Nehmen Sie diese ausgesprochenen Wünsche aber ja nicht übel, was mich dazu ermuthigte war, daß Ihr Schüler Landowsky auch mit in Norwich war2 , sonst hätte ich nicht die Courage gehabt, Ihnen diese Bitte vorzutragen.
Ihre Jessonda ist kürzlich sehr oft hier gegeben worden.

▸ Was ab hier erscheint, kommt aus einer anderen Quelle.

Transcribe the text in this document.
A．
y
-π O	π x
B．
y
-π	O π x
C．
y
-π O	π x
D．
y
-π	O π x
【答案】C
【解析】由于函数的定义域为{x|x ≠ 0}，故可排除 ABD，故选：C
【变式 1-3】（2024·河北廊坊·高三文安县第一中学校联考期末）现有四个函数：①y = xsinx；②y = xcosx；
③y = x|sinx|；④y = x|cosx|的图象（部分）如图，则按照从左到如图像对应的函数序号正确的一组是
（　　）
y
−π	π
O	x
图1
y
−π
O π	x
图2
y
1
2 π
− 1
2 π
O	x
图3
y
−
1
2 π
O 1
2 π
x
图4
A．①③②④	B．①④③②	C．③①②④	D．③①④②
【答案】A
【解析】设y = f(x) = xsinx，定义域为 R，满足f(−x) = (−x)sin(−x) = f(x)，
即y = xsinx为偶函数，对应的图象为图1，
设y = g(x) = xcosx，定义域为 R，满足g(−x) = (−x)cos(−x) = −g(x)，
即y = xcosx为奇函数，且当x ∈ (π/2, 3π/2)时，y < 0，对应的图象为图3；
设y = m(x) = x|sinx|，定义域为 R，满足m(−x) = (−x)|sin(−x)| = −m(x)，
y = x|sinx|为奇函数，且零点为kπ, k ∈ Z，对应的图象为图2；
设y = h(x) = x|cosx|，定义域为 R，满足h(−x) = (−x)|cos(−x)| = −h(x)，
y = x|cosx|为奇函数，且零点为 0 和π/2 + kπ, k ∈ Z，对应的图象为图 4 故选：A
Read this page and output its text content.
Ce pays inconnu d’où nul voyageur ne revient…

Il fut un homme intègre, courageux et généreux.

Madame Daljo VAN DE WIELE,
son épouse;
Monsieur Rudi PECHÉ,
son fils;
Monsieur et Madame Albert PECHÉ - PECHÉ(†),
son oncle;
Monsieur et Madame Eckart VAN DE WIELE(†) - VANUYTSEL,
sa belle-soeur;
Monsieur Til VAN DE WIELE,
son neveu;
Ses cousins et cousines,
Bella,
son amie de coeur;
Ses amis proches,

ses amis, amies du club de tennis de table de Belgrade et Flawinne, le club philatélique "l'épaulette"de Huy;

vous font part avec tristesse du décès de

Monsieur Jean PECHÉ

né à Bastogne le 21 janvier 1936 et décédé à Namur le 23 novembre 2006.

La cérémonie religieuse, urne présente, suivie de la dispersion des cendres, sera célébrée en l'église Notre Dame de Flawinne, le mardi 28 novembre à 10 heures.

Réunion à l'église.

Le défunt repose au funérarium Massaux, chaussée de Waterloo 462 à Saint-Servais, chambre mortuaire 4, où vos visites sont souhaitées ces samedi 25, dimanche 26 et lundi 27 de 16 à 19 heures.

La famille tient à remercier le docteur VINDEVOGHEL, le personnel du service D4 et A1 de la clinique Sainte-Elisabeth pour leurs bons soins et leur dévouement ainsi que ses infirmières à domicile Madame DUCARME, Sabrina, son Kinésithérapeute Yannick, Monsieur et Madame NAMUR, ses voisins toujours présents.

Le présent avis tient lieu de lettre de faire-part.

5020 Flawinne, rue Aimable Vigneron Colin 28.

Auf die Vorstellung unseres Magistrats an den König wegen der Konstitution, kam ein sehr ungnädiger Brief des Minister von Rochow, welcher meinte, der König habe die Bitte sehr ungnädig aufgenommen, und verbäte sich bei seiner Anwesenheit in Breslau jede Feyerlichkeit.3 Der Präsident v. Merckel ermahnte den Magistrat, sein Versehen wieder gut zu machen, worauf letzterer abermals an den König schrieb: „es thäte ihm (dem Magistrat) leid, daß der König eine solche Bitte ungnädig aufgenommen hätte, er könne aber seine Verwunderung darüber nicht verbergen besonders da der Hochselige König dem Lande dies versprochen hätte. Der Magistrat wäre das Organ des Volkes, und hielte es sonach für seine Pflicht, die Wünsche des — Volkes vorzutragen.” Des Königs Befehl aber wegen Verbittung aller Feierlichkeiten würde man pünktlich nachkommen. Wie man munkelt soll die Wirkung des Schreibens keine ungünstige gewesen sein, und der König selbst gar nicht die Gesinnungen haben, wie sie von dem Minister geschildert werden. Zu Ihrer Reise in die Schweiz4 wünsche ich Ihnen viel Vergnügen, wenn es Ihnen nicht zu beschwerlich ist, wage ich noch um ein paar Zeilen wegen meiner Ihnen vorgetragenen Bitte zu ersuchen. Empfehlen Sie mich hochachtungsvoll den lieben Ihrigen.
 
Hochachtungsvoll
Ihr ergebener Verehrer
Adolph Hesse



Dieser Brief ist die Antwort auf Spohr an Hesse, 09.06.1841. Spohr beantwortete diesen Brief am 06.08.1841.
 
[0] [Ergänzung 07.12.2021:] Auf dem Adressfeld befindet sich rechts oben der Poststempel „BRESLAU / 14 / 6 / 4-5“, links über dem Adressfeld befindet sich der Stempel „18 JUNY1841“.
 
[1] Der Fall Babylons.
 
[1a] [Ergänzung 07.12.2021:] Hier gestrichen: „nicht“.
 
[1b] [Ergänzung 07.12.2021:] „zu“ über der Zeile eingefügt.
 
[1c] [Ergänzung 07.12.2021:] „noch“ über drei gestrichenen Wörtern eingefügt.
 
[2] Vgl. Marianne Spohr, Tagebucheintrag 5.09.1839 u. ff.
 
[3] Vgl. aus Sicht der preußischen Regierung Julius Killisch in: Reden seiner Majestät des Königs Friedrich Wilhelm des Vierten seit seiner Thronbesteigung, hrsg. v. Julius Killisch, Berlin 1843, S. 30f.; vgl. „Preußen”, in: Oesterreichischer Beobachter (1841), S. 635f.
 
[4] Vgl. vorigen Brief Spohrs.
 
Kommentar und Verschlagwortung, soweit in den Anmerkungen nicht anders angegeben: Karl Traugott Goldbach (29.04.2015).